Friday, February 24, 2012

Friday Finishes - A No Binding Finish. . .

My first fused art quilt is quilted.  The quilting is minimal.  The lower middle of the quilt needed some quilting so I carried the lines from the left border strips out.

There is some hand quilting in the center here, something I haven't done before on my art quilts.  I enjoyed it and will do more.  All of the fused pieces were stitched around in a stitch-in-the-ditch style.  Because I hand quilted first, I had to machine stitch over the hand stitches.  I learned that planning ahead is necessary so as to not cross a hand quilted stitch over two fabrics.  This will avoid a collision of the two quilting styles.  
My art fused quilt is quilted and done, no binding required because of Melody Johnson's "Escape Hatch" technique I used; a cool finish I did PRIOR to machine quilting.  Here's how.

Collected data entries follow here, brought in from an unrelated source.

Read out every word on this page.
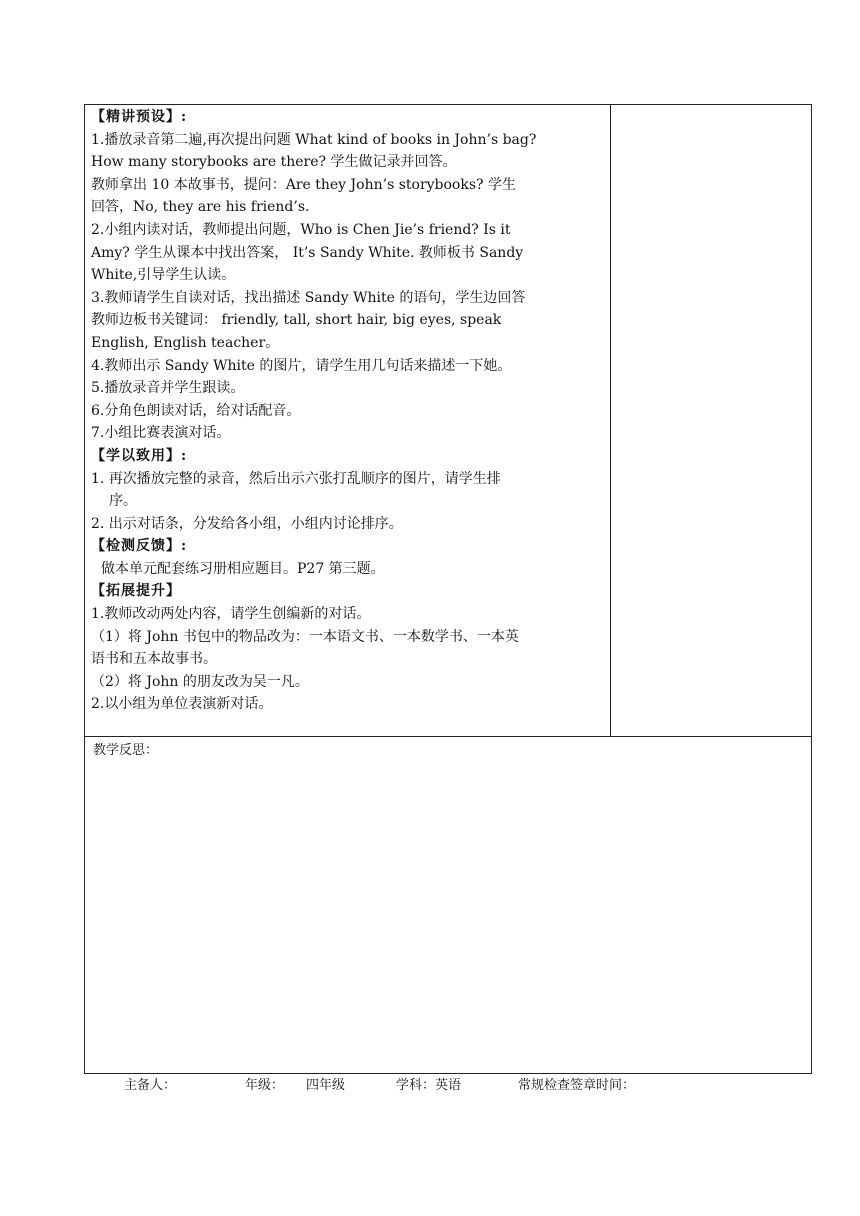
【精讲预设】:
1.播放录音第二遍,再次提出问题 What kind of books in John’s bag?
How many storybooks are there? 学生做记录并回答。
教师拿出 10 本故事书，提问：Are they John’s storybooks? 学生
回答，No, they are his friend’s.
2.小组内读对话，教师提出问题，Who is Chen Jie’s friend? Is it
Amy? 学生从课本中找出答案， It’s Sandy White. 教师板书 Sandy
White,引导学生认读。
3.教师请学生自读对话，找出描述 Sandy White 的语句，学生边回答
教师边板书关键词： friendly, tall, short hair, big eyes, speak
English, English teacher。
4.教师出示 Sandy White 的图片，请学生用几句话来描述一下她。
5.播放录音并学生跟读。
6.分角色朗读对话，给对话配音。
7.小组比赛表演对话。
【学以致用】:
1. 再次播放完整的录音，然后出示六张打乱顺序的图片，请学生排
序。
2. 出示对话条，分发给各小组，小组内讨论排序。
【检测反馈】:
做本单元配套练习册相应题目。P27 第三题。
【拓展提升】
1.教师改动两处内容，请学生创编新的对话。
（1）将 John 书包中的物品改为：一本语文书、一本数学书、一本英
语书和五本故事书。
（2）将 John 的朋友改为吴一凡。
2.以小组为单位表演新对话。
教学反思：
主备人：	年级： 四年级	学科：英语	常规检查签章时间：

Begin by cutting backing same size as quilt front.  If off size like mine, make sure right sides of both are together before cutting.  Fuse strip of fusible web to top portion of backing as above.  Leave paper on.  Make a small slit in fusible web.
With right sides together, sew 1/4" around edge, making 3 diagonal stitches at the corners. Please note that my fabric edges do not meet.  Keep that in mind and I will explain further on.
Once sewed all the way around, cut initial slit in fusible web larger and pull quilt through to turn inside out.  
Push edges out to as much of a point as possible.  I used my "Purple Thang."
This is the corner from the front.  Once well turned out, press from the quilt back rolling edges back, still leaving fusible paper on.  Turn quilt over and press from the front.  When well pressed, take fusible web paper backing off and fuse raw edges together.
Once fused, the edges are barely noticeable.  Now, back to why my edges don't match.  I guessed that cutting the backing to the exact size of the quilt front would result in excess fabric in the backing when turned out.  My idea was to cut the backing 1/4" smaller than the quilt front which I did.  However, when sewing, I forgot to match the edges.  My bad!  In the end, there was a bit of excess in the backing that worked its way into the fused seam. Therefore, I had no problem with tucks when I quilted.

Quilted, finished, and done.  How great is that?  I will use this technique often in the future for my art quilts.  I recommend visiting Melody's blog Fibermania (one more time).  I appreciate Melody's willingness to share her quilting style and tips.  I have added one more technique to my quilting repertoire.  Thanks Melody!